Question 7 – On a vu, durant la conférence de l’UPC, Eddie Komboïgo être très proche de Zephirin Diabré. Est-il vrai qu’Eddie Komboïgo pourrait sortir de la course et devenir le numéro 2 de l’UPC.
Le CDP et l’UPC sont deux formations politiques membres du CFOP. C’est un cadre de concertation pour permettre aux partis politiques de l’opposition d’harmoniser leurs points de vue et de s’accorder sur une plateforme de lutte et d’activités. Il se crée de ce fait une proximité qui ne peut qu’être salutaire entre les deux mais aussi avec les autres membres du CFOP.
Vous entendez de plus en plus parler d’une alliance entre membres du CFOP et aussi avec de probables arrivées de nouveaux partis dans l’opposition. Elle sera matérialisée par une cérémonie de signature des premiers responsables des partis et à ma connaissance, c’est une première dans l’histoire du Burkina politique.

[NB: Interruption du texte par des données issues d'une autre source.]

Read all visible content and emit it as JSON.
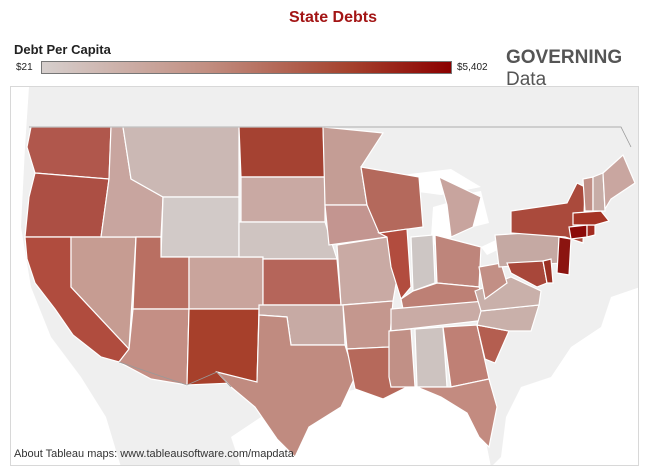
{
  "title": "State Debts",
  "legend": {
    "title": "Debt Per Capita",
    "min_label": "$21",
    "max_label": "$5,402",
    "min_value": 21,
    "max_value": 5402,
    "color_low": "#d6cfcd",
    "color_high": "#8b0000"
  },
  "brand": {
    "bold": "GOVERNING",
    "light": "Data"
  },
  "footer": "About Tableau maps: www.tableausoftware.com/mapdata",
  "colors": {
    "water": "#ffffff",
    "land": "#eeeeee",
    "border": "#ffffff"
  }
}
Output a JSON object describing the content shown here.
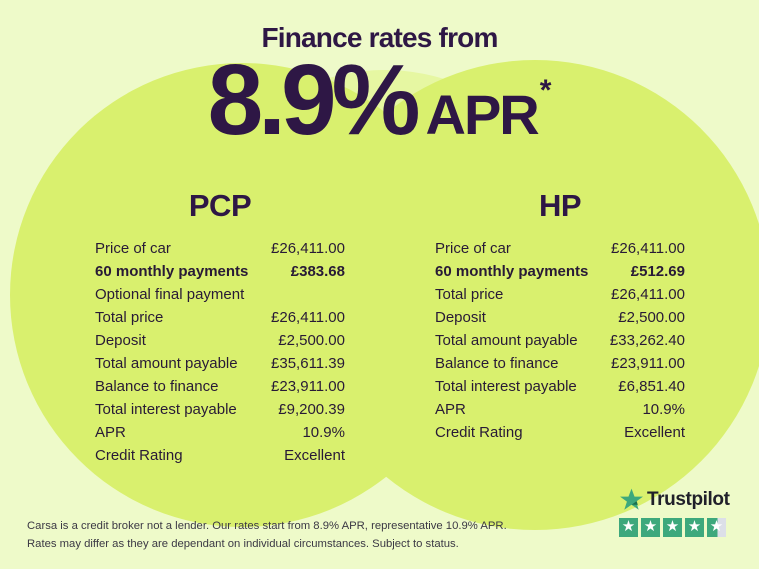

Des décisions aussi importantes telles que le désistement d’un président en faveur d’un autre président, ne peuvent se prendre seulement et exclusivement entre les deux personnalités sans se référer à leurs structures internes respectives.
Du reste, il va s’en dire qu’une telle Alliance supposera un comportement électoral qui va engager tous les partis signataires, mais seulement après le 1er tour des élections.
Question 8 – Selon les rumeurs, Blaise Compaoré contrôle Eddie Komboïgo et donc le parti CDP entier, sans vous laisser la possibilité de vous exprimer, pouvez-vous commenter s’il vous plaît ?
D’après vous, je devrais envoyer à Monsieur Blaise COMPAORE le contenu de cette interview pour appréciation avant de vous l’envoyer !!
S.E Monsieur Blaise COMPAORE est le fondateur incontesté du CDP. Il ne vient à l’esprit d’aucun militant de ce parti de contredire cela. Il est le socle fédérateur des graves décisions et c’est au vu de cela que le VIIème Congrès lui a conféré des prérogatives encore plus élevées.
Ainsi est- il sollicité par la direction politique chaque fois que le parti est confronté à de graves problèmes. Cela ne veut pas dire qu’à chaque fois que la direction doit tousser, il faut saisir le fondateur qui, du reste nous a souvent renvoyés à nos textes lors de certaines contradictions.
Nous avons inculqué à nos jeunes le profond respect que nous vouons au Président fondateur et c’est tout à fait légitime.